Hi John,
1. The VB6 virtual machine's runtime msvbvm60.dll (its US locale build, to be precise) is a system library that comes in every clean Windows installation, original or OEM, localized or not, since Windows 2000. You can find it in the \system32 forlder of any OOTB 32-bit installation, or in the \SysWOW64 folder, under 64 bits. So, you shouldn't worry about the compatibility of your editor with any user PC regardless of the actual Windows version or locale it runs under so long as the editor continues to be re-compiled, if needed, by VisualBasic 6 localized for the U.S. Neither do you have to ship your own msvbvm60.dll with it because every Windows PC already has it installed in its default search PATH. In fact, failure to run your editor on a Windows PC is a 100% sure indication that the PC's Windows installation is broken or has been tampered with.
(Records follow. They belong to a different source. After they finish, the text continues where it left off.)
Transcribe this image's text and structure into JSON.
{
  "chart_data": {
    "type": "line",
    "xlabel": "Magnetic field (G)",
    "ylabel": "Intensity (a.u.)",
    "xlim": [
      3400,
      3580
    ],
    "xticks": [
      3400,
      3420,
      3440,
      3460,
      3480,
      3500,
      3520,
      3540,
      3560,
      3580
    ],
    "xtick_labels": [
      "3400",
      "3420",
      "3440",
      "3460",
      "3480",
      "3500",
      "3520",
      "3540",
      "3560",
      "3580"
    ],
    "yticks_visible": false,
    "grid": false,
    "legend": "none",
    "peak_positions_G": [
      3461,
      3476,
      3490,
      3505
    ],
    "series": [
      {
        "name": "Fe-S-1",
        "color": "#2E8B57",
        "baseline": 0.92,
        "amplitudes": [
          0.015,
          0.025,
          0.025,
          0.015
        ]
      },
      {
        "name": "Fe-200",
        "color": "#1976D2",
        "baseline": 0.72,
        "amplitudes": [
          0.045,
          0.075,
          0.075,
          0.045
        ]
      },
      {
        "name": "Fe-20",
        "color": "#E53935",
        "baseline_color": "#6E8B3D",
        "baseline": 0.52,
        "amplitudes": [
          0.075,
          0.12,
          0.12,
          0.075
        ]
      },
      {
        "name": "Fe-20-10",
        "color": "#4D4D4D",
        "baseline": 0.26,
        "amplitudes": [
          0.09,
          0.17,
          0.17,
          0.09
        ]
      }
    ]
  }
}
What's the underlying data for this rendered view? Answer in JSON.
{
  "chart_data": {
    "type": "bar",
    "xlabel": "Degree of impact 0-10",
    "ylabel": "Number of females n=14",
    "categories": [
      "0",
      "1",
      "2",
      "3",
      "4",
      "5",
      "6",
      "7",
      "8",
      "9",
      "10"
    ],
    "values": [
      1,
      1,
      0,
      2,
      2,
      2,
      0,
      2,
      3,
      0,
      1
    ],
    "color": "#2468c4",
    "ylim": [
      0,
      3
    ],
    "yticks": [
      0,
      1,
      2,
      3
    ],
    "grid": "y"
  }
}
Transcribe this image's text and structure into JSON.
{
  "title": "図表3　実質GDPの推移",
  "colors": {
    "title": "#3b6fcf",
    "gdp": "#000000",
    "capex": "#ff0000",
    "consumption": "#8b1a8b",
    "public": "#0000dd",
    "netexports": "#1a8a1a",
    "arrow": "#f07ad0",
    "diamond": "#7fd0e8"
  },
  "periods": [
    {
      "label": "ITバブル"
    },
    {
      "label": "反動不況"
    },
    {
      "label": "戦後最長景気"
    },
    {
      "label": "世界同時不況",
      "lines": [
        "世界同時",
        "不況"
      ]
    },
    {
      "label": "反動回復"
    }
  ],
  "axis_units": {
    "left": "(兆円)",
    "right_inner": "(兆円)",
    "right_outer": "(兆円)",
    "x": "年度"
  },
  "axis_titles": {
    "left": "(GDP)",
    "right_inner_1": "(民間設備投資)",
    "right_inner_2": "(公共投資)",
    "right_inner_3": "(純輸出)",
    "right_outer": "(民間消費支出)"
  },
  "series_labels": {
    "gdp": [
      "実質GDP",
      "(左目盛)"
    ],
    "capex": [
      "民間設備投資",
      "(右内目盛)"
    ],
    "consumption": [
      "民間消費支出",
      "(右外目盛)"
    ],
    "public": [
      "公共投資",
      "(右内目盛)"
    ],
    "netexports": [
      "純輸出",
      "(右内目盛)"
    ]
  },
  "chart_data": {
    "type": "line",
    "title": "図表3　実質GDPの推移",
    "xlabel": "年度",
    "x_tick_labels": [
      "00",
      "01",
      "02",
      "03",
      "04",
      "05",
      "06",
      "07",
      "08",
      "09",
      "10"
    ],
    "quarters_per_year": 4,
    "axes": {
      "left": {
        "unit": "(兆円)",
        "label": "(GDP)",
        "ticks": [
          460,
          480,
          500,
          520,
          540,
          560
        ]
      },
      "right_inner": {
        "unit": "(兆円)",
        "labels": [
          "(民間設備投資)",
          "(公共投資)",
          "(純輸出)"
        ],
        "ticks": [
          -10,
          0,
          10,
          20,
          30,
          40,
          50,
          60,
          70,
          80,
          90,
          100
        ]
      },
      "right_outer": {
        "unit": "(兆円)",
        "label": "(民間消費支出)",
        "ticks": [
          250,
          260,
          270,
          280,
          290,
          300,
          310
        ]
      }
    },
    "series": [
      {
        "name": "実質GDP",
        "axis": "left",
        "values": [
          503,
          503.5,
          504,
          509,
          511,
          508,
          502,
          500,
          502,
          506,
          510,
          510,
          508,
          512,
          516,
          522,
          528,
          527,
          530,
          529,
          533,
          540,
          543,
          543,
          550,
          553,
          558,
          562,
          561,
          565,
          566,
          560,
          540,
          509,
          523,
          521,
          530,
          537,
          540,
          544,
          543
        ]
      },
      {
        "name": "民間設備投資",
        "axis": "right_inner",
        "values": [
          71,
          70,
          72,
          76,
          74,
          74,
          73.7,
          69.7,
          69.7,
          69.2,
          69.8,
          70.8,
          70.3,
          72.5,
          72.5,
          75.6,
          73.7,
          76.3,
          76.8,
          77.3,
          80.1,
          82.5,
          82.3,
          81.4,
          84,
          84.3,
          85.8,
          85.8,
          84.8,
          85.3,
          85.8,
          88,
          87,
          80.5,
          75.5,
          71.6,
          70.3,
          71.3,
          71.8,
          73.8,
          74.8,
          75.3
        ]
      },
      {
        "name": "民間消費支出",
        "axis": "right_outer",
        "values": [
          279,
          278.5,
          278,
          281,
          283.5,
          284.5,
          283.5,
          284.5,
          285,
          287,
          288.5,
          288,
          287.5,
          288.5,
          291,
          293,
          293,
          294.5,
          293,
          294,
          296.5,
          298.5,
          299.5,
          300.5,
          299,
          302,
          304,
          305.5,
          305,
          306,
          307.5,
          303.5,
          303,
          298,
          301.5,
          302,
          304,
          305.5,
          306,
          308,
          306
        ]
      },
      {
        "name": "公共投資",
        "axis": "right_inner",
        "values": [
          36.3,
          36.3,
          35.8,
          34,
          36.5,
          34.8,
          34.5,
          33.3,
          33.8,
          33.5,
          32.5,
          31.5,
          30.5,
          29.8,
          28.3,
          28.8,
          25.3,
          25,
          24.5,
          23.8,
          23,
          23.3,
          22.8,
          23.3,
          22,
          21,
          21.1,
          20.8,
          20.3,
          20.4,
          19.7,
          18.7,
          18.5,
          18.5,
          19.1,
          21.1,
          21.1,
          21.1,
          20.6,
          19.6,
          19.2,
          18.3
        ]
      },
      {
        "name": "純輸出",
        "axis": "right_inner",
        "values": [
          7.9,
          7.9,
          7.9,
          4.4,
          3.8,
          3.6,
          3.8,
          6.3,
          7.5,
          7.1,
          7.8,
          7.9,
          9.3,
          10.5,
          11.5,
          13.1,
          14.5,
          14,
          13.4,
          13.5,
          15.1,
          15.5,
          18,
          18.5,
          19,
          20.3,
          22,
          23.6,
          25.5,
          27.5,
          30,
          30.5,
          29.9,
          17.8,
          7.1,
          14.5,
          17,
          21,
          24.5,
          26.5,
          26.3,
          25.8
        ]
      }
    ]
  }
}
Official VB6 packages localized for other regions are however not ABI compatible with VB6's original US implementation and would therefore require their own msvbvm60 DLL's to be shipped along with VB6 programs created using such packages. I have checked it personally for legit Russian, French, and Spanish packages of VB6. The situation with warez distros of VB6 may be even worse than that. So, make sure your US VB6 package stays intact and don't allow unauthorized, amateurish recompilations to occur. (yet another headache of an open-source project, hehe...)
2. It is true that in order to support theming, any Windows application must have either a precompiled manifest resource or an associated .manifest file. But VB6's controls aren't simple common system controls that other languages would use. Most of them are superclasses augmented to suppress excessive flicker of ordinary common controls as they are being resized on non-composited desktops of W2K or XP or Classic themes of Vista+ platforms. They also allow for VB6's own backbuffering (the so called Autoredraw mode), which ordinary common controls won't do. Clearly enough, such improvements imply totally different drawing patterns that may be incompatible with the principles of Windows theming now or, more likely, in the future.
VB6 had been designed before Windows themes appeared therefore MS has never guaranteed that manifests would work for VB6 programs under all circumstances or with all Windows builds. All such theming was never officially supported and is totally at the developer's and user's own risk. Luckily enough home-brewn VB6 theming kinda works in most cases.
3. IIRC FBSL has had its own COM layer since the year of 2006 or thereabouts. It's capable of handling both local and inproc servers (i.e. exe and dll COM object sources) and it can also make use of ActiveX technology with some extra programming effort which isn't however too extreme to be totally impractical.
So, I beg your pardon but your proposition on standardizing FBSL to Dave-or-anyone-else-over-there-at-SB's COM does sound a bit out of place to me. Thanks for the invitation tho.